Use substring defined by regex for indexing in solr

23 Views Asked by At

I'm trying to manipulate incoming string values for indexing using a regex expression.

Examples IN

  • stack\\overflow@exchange
  • hello\\world@all
  • foo\\bar@domain

Required OUT

  • overflow@exchange
  • world@all
  • bar@domain

As you can see, I would like to split the string using the \\ characters. For indexing my values, I've defined the field:

<field name="_o_" type="string_t_owner" indexed="true" stored="true" multiValued="false" required="false"/>

And the corresponding field-type

<fieldType name="string_t_owner" class="solr.TextField" positionIncrementGap="100">
        <analyzer type="index">
            <charFilter class="solr.PatternReplaceCharFilterFactory" pattern="(^(.*[\\\/]))" replacement=""/>/>
            <tokenizer class="solr.StandardTokenizerFactory"/>
        </analyzer>
    </fieldType>

Following procedure:

  1. Search for the desired substring
  2. Replace it by nothing
  3. Tokenizer (or class) is mandatory.

I've also tested the regex and at least using the RegEx-Tester it looks good: https://regex101.com/r/1Qtrol/2

Unfortunately, reindexing my documents results does not return the needed output. Values are not changed, no error message at all.

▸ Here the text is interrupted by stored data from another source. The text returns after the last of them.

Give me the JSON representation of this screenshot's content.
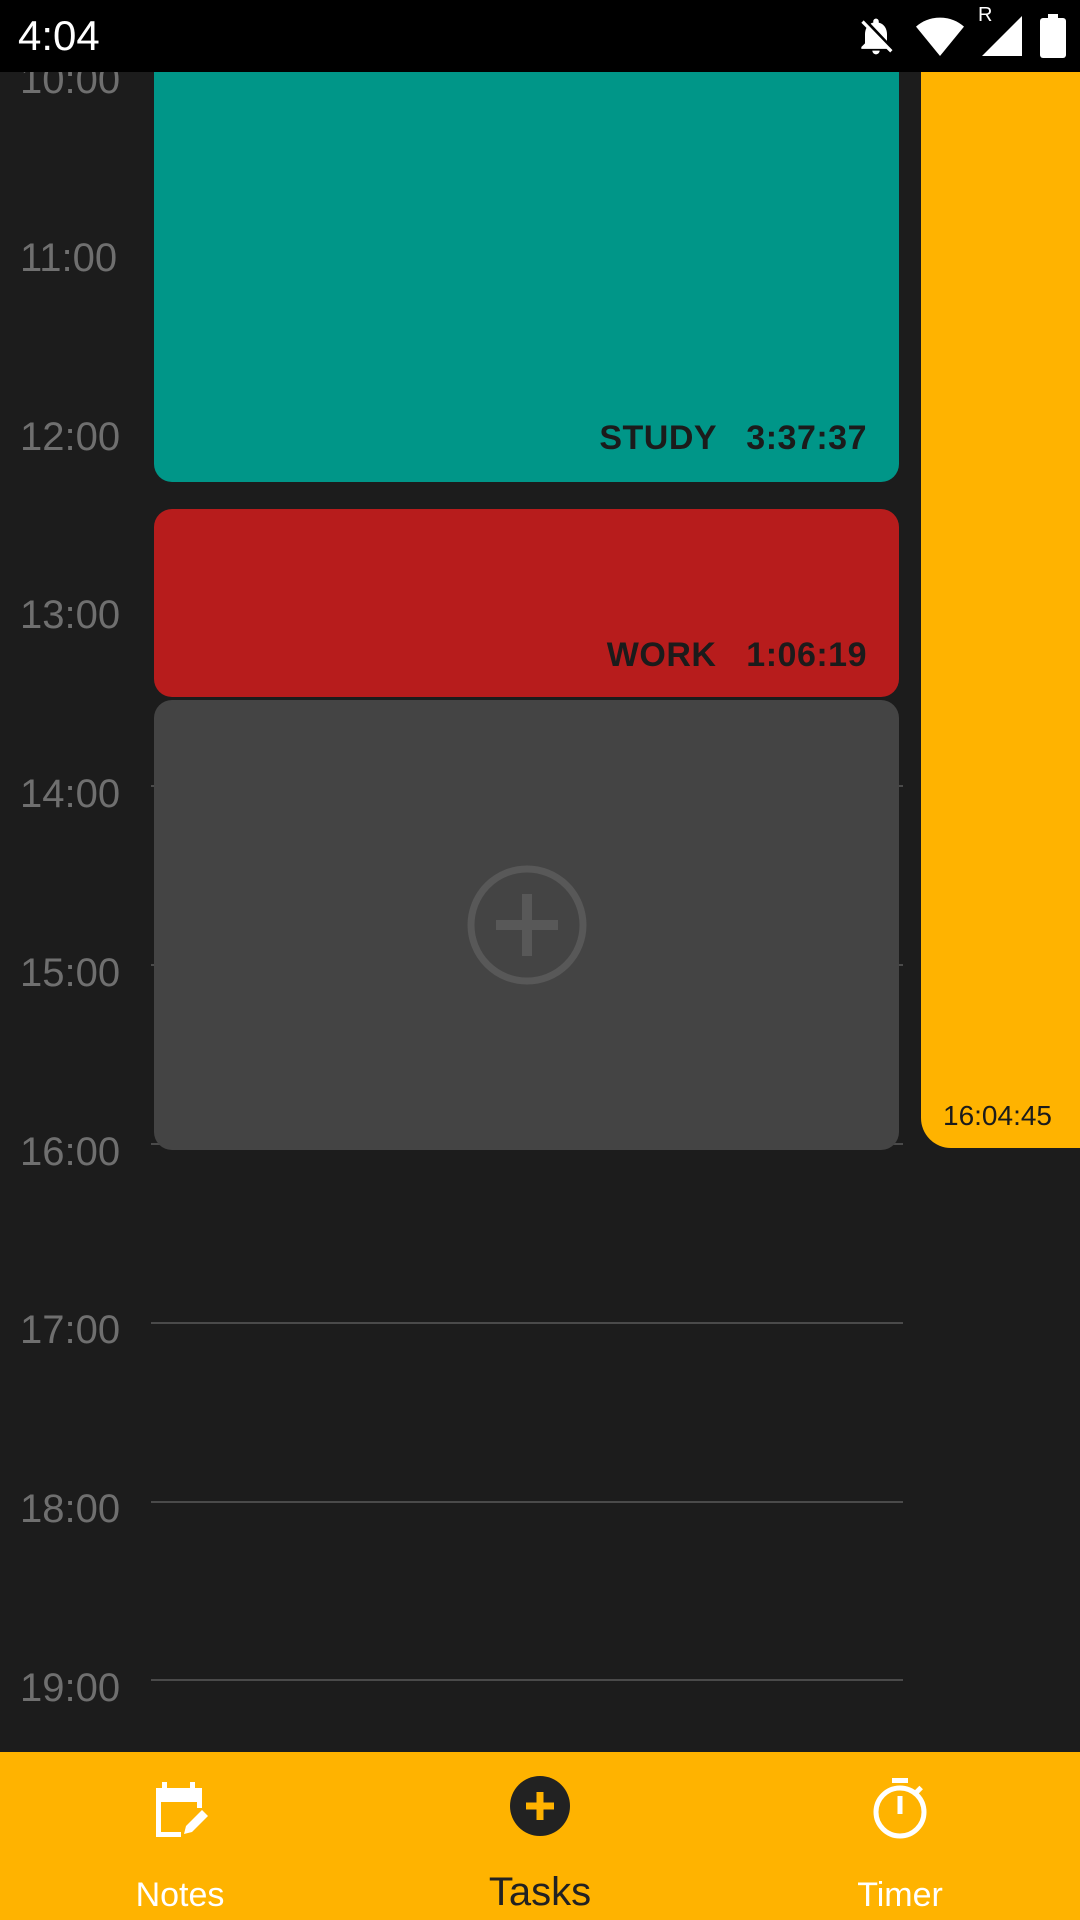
{
  "status_bar": {
    "time": "4:04",
    "icons": [
      "notifications-off-icon",
      "wifi-icon",
      "signal-icon",
      "battery-icon"
    ],
    "roaming_indicator": "R"
  },
  "timeline": {
    "hours": [
      "10:00",
      "11:00",
      "12:00",
      "13:00",
      "14:00",
      "15:00",
      "16:00",
      "17:00",
      "18:00",
      "19:00"
    ],
    "blocks": [
      {
        "name": "STUDY",
        "duration": "3:37:37",
        "color": "#009688"
      },
      {
        "name": "WORK",
        "duration": "1:06:19",
        "color": "#b71c1c"
      }
    ],
    "add_block": {
      "icon": "add-circle-icon",
      "color": "#444444"
    },
    "current_time": {
      "label": "16:04:45",
      "color": "#ffb300"
    }
  },
  "bottom_nav": {
    "items": [
      {
        "label": "Notes",
        "icon": "calendar-edit-icon",
        "active": false
      },
      {
        "label": "Tasks",
        "icon": "add-circle-filled-icon",
        "active": true
      },
      {
        "label": "Timer",
        "icon": "stopwatch-icon",
        "active": false
      }
    ],
    "background": "#ffb300"
  }
}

Based on @MatsLindh hint some additional information: Putting the following document in the index

{
    "_o_":"stack\\overflow@exchange",
    "description":"Testing Indexing",
    "id":"1234"
}

I get the following indexed document:

{
    "_o_":"stack\\overflow@exchange",
    "description":"Testing Indexing",
    "id":"1234"
}

Although through the Analysis page it looks like there's some magic around, but for any reason the desired manipulated information is not stored: Analysis Results

Is there anything I've missed for actual storing the manipulated field?

0

There are 0 best solutions below